For instance Collins et al. monitored the time course of a bioluminescent bacterial infection using composite 3D diffuse light imaging tomography with integrated μCT (DLIT-μCT) and generated a four dimensional (4D) movie of the infection cycle. They used bioluminescent Citrobacter rodentium, which causes self-limiting colitis in mice and non-invasive daily sessions of DLIT-μCT imaging was combined with bacterial CFU enumeration from feces over an 8 day period.

Since a lot of work in the area of microbial pathogenesis is concerned with investigating the host response to infectious disease, the ability to independently image the pathogens with BLI, and the host immune cells with fluorescence, PET or indeed with another color of bioluminescence would be extremely useful. For instance, lux-expressing bacteria emitting light at 480 nm can be combined with firefly or Renilla luciferase in the host cells emitting light at around 600 nm after application of the relevant substrate.

Despite the many advantages of BLI for monitoring of infectious disease, there are also some disadvantages and limitations. The genes encoding the luciferase enzymes may not be completely stable, and the signal may be lost with time especially when it is encoded by a plasmid. The requirement for sufficient O2 in the tissue to allow the light to be efficiently produced, may also be a limitation. Not only was this shown in the intestines, which are typically hypoxic, but other organs may also become hypoxic especially when a bacterial infection develops. The last limitation may occur when testing antimicrobial therapies. It is possible that the luciferase enzyme system is damaged by the therapy, but the bacterial ability to form colonies has not been abolished. Conversely the opposite is possible, where the bacterial ability to form colonies has been abolished, but residual luciferase activity is still able to produce some BLI signal.

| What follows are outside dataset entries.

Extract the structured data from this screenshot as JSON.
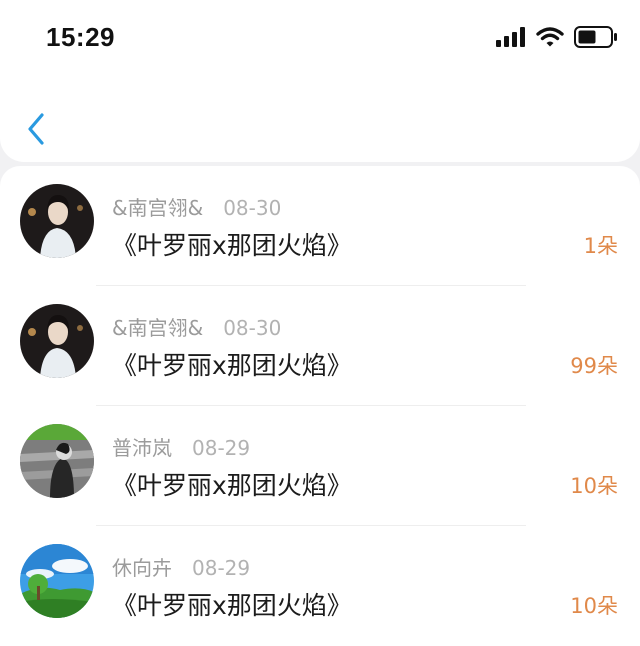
{
  "status_bar": {
    "time": "15:29",
    "icons": [
      "signal-icon",
      "wifi-icon",
      "battery-icon"
    ]
  },
  "nav": {
    "back_icon": "chevron-left-icon"
  },
  "colors": {
    "accent": "#2a9ae0",
    "amount": "#e0894a"
  },
  "records": [
    {
      "user": "&南宫翎&",
      "date": "08-30",
      "title": "《叶罗丽x那团火焰》",
      "amount": "1朵",
      "avatar": "woman-portrait"
    },
    {
      "user": "&南宫翎&",
      "date": "08-30",
      "title": "《叶罗丽x那团火焰》",
      "amount": "99朵",
      "avatar": "woman-portrait"
    },
    {
      "user": "普沛岚",
      "date": "08-29",
      "title": "《叶罗丽x那团火焰》",
      "amount": "10朵",
      "avatar": "bw-figure-green"
    },
    {
      "user": "休向卉",
      "date": "08-29",
      "title": "《叶罗丽x那团火焰》",
      "amount": "10朵",
      "avatar": "landscape-sky"
    }
  ]
}
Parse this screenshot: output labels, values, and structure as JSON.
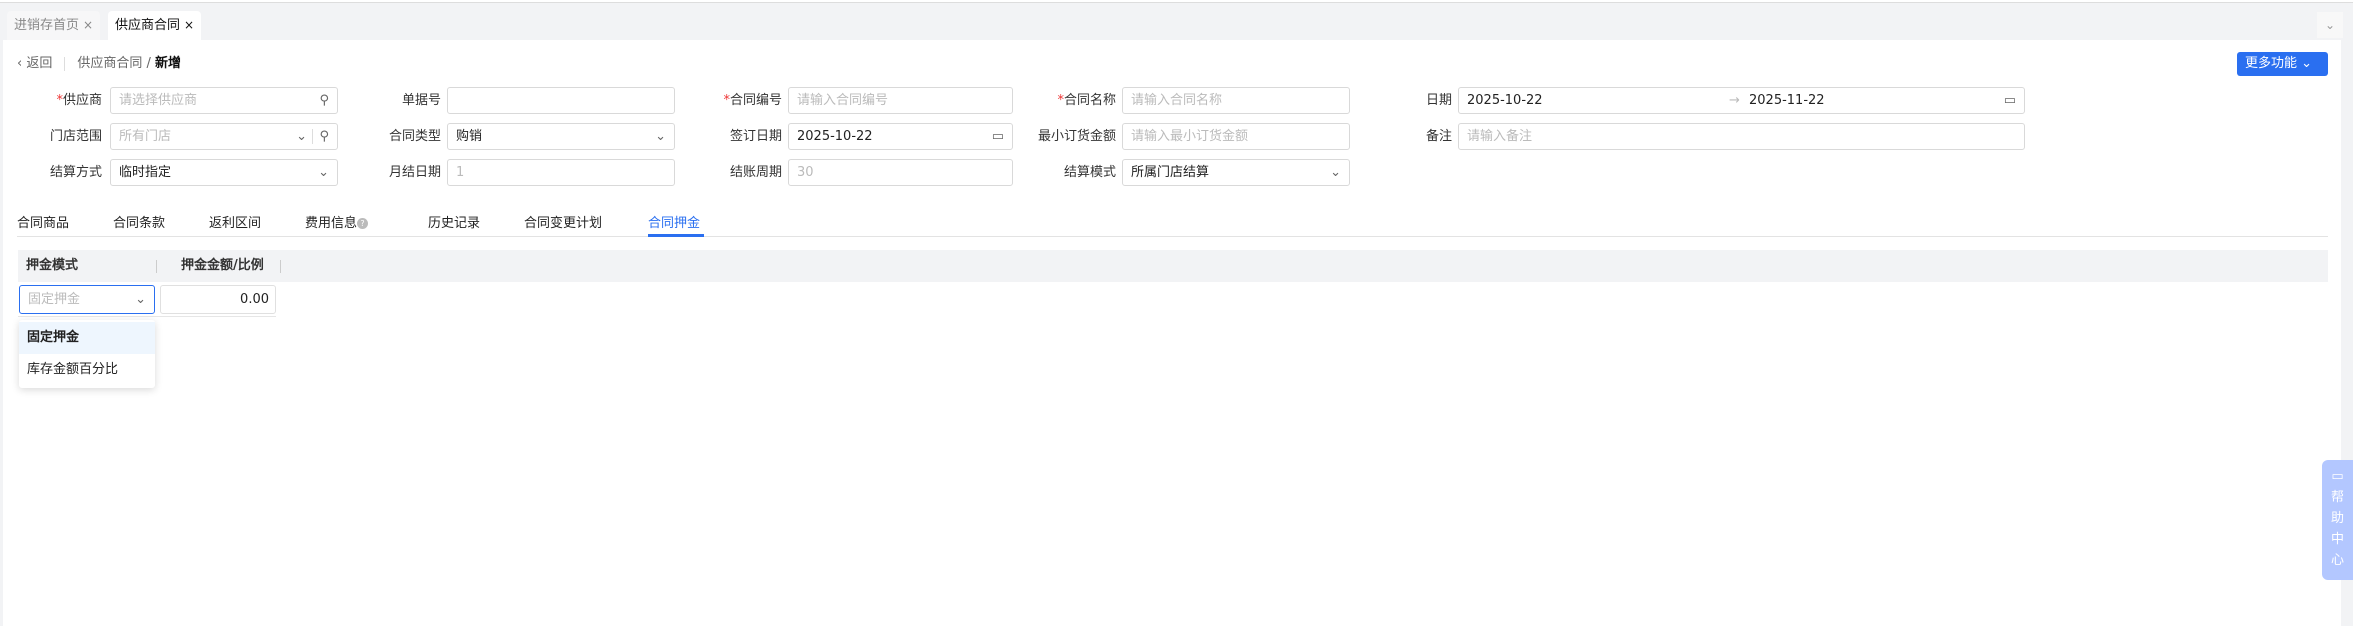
{
  "page_tabs": [
    {
      "label": "进销存首页",
      "close": "×"
    },
    {
      "label": "供应商合同",
      "close": "×"
    }
  ],
  "collapse_icon": "chevron-down-icon",
  "header": {
    "back": "返回",
    "breadcrumb_parent": "供应商合同",
    "breadcrumb_sep": "/",
    "breadcrumb_current": "新增",
    "more_button": "更多功能"
  },
  "form": {
    "supplier": {
      "label": "供应商",
      "required": true,
      "placeholder": "请选择供应商"
    },
    "doc_no": {
      "label": "单据号",
      "value": ""
    },
    "contract_no": {
      "label": "合同编号",
      "required": true,
      "placeholder": "请输入合同编号"
    },
    "contract_name": {
      "label": "合同名称",
      "required": true,
      "placeholder": "请输入合同名称"
    },
    "date": {
      "label": "日期",
      "start": "2025-10-22",
      "arrow": "→",
      "end": "2025-11-22"
    },
    "store_scope": {
      "label": "门店范围",
      "placeholder": "所有门店"
    },
    "contract_type": {
      "label": "合同类型",
      "value": "购销"
    },
    "sign_date": {
      "label": "签订日期",
      "value": "2025-10-22"
    },
    "min_order": {
      "label": "最小订货金额",
      "placeholder": "请输入最小订货金额"
    },
    "remark": {
      "label": "备注",
      "placeholder": "请输入备注"
    },
    "settle_method": {
      "label": "结算方式",
      "value": "临时指定"
    },
    "monthly_day": {
      "label": "月结日期",
      "placeholder": "1"
    },
    "settle_cycle": {
      "label": "结账周期",
      "placeholder": "30"
    },
    "settle_mode": {
      "label": "结算模式",
      "value": "所属门店结算"
    }
  },
  "content_tabs": [
    "合同商品",
    "合同条款",
    "返利区间",
    "费用信息",
    "历史记录",
    "合同变更计划",
    "合同押金"
  ],
  "active_tab": "合同押金",
  "accent": "#2a6ff0",
  "table": {
    "headers": [
      "押金模式",
      "押金金额/比例"
    ],
    "row": {
      "mode_placeholder": "固定押金",
      "amount": "0.00"
    }
  },
  "dropdown": {
    "options": [
      "固定押金",
      "库存金额百分比"
    ],
    "selected": "固定押金"
  },
  "help": {
    "chars": [
      "帮",
      "助",
      "中",
      "心"
    ]
  }
}
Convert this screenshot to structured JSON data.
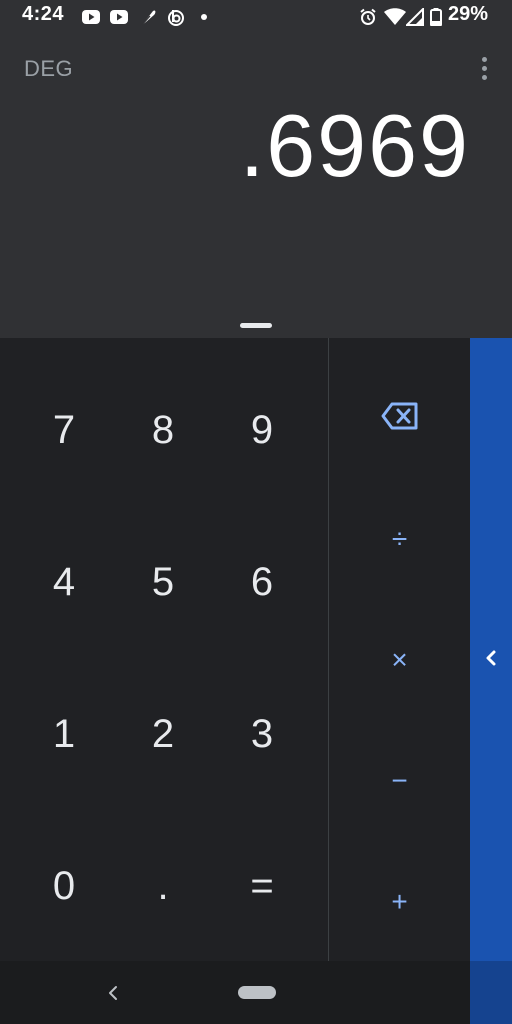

It can be confidently predicted that the fast-growing field of BLI monitoring of infections will continue, and even accelerate as the imaging technology and the availability of bioluminescent organisms increases. Many commentators have remarked on the lack of development by the pharmaceutical industry of new antibiotics and innovative anti-microbial drugs. With the growth of antibiotic resistance predicted to become the single-biggest threat to global health this lack of research efforts on a big industrial scale will have to change, or the future of humanity will be in peril. Undoubtedly, the ability to screen libraries of compounds in vivo by non-invasive technologies like BLI will play an important role in this resurgence of antimicrobial research.